Irakli Khvadagiani (Tiflis): Die Vergangenheit besitzen – die Gegenwart kontrollieren. Post-sowjetisches Knowhow in Georgien

Nach dem Zusammenbruch der UdSSR scheiterte der friedliche Übergang in eine neue georgische Gesellschaft. Es fehlte an notwendigen Schritten, um mit dem noch lebendigen Erbe der totalitären Herrschaft umzugehen und ein kollektives Gedächtnis auf Grundlage eines entideologisierten Narrativs zu etablieren. Es gab keine Lustration, keinen gesetzlichen Rahmen für die Untersuchung kommunistischer Verbrechen, keine Entschädigung für materielle Verluste…

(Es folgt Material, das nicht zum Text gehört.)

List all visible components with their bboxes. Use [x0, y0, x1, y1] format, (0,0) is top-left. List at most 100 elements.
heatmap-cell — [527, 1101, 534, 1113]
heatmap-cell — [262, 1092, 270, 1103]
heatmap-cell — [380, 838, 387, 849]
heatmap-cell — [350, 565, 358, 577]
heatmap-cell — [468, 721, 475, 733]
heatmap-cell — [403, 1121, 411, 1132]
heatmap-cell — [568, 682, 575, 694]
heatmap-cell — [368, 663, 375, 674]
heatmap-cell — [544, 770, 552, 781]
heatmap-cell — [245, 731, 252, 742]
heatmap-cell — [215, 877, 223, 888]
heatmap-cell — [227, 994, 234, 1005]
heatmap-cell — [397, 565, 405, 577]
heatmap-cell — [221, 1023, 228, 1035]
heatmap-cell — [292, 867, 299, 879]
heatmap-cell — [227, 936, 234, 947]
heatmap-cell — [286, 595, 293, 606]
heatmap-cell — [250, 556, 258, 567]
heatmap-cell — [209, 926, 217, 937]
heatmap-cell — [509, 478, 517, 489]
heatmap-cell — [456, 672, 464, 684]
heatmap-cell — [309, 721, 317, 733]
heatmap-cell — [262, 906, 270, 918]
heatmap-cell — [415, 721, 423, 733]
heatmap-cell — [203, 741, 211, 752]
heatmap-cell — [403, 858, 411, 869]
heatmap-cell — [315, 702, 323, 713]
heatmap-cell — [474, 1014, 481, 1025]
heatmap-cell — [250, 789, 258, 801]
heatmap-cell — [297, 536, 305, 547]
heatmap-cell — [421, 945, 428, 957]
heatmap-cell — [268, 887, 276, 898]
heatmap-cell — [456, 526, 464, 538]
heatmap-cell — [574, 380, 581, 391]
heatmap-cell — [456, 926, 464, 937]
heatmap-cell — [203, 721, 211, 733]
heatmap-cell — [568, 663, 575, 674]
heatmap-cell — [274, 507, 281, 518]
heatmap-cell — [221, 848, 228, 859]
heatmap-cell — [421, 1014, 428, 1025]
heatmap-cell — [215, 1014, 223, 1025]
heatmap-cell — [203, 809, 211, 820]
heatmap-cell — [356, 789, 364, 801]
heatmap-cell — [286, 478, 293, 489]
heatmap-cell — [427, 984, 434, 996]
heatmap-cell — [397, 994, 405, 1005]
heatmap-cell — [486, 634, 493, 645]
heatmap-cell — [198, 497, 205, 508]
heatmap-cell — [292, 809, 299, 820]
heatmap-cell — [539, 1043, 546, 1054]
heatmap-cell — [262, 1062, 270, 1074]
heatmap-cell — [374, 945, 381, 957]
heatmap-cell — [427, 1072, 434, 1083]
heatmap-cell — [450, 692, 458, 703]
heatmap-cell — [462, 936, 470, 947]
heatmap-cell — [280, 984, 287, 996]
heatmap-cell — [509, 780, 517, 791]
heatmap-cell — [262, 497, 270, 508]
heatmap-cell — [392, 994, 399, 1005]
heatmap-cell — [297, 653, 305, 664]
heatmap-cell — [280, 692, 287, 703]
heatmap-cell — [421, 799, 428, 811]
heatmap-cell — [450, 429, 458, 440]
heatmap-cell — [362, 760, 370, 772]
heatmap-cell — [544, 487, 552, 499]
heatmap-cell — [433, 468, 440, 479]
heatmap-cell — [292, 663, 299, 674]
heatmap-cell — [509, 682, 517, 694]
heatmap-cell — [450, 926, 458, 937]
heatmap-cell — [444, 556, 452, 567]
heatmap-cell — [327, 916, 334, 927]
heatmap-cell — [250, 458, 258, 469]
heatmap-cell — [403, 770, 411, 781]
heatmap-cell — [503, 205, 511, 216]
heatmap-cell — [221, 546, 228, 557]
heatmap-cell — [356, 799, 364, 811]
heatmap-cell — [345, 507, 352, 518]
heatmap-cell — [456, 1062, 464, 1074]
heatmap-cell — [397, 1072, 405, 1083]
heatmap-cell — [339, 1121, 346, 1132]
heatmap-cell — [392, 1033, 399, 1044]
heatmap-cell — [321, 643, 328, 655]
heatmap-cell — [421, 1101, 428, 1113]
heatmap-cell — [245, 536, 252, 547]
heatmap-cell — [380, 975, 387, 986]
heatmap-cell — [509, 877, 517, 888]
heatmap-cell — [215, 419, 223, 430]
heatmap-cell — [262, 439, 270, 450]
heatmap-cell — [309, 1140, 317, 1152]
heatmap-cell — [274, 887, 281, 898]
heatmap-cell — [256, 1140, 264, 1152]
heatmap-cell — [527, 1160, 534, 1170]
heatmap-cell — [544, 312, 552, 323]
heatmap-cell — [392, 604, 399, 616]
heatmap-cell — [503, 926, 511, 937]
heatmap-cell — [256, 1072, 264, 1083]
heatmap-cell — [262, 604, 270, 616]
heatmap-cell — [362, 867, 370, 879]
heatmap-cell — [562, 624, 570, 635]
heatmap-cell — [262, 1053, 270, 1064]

Ein wesentliches Element fehlt in Georgien bei diesem Prozess der Aufarbeitung der totalitären Vergangenheit seit 1991: die Zugänglichkeit zu den Archiven des Regimes. Anstelle eines transparenten Umgangs mit den Akten wird auf Gesetzeslücken der Übergangszeit verwiesen, werden weitere Beschränkungen erlassen und in jüngster Zeit eine nichtssagende Rhetorik betrieben. Wissenschaftler:innen, die sich dem Thema widmen, werden bis heute mit vielen Problemen konfrontiert. Sie müssen hohe Preise für das Kopieren von Archivdokumenten zahlen;die Einsicht in „persönliche Daten“ seit 1946 ist stark eingeschränkt. Zugleich sind selbst Historiker:innen nicht in der Lage, die Strukturierung und Umgestaltung des Archivsystems während des totalitären Sowjetregimes zwischen 1921 und 1991 nachzuvollziehen und jene Dokumente aufzufinden, die offiziell als verloren gelten.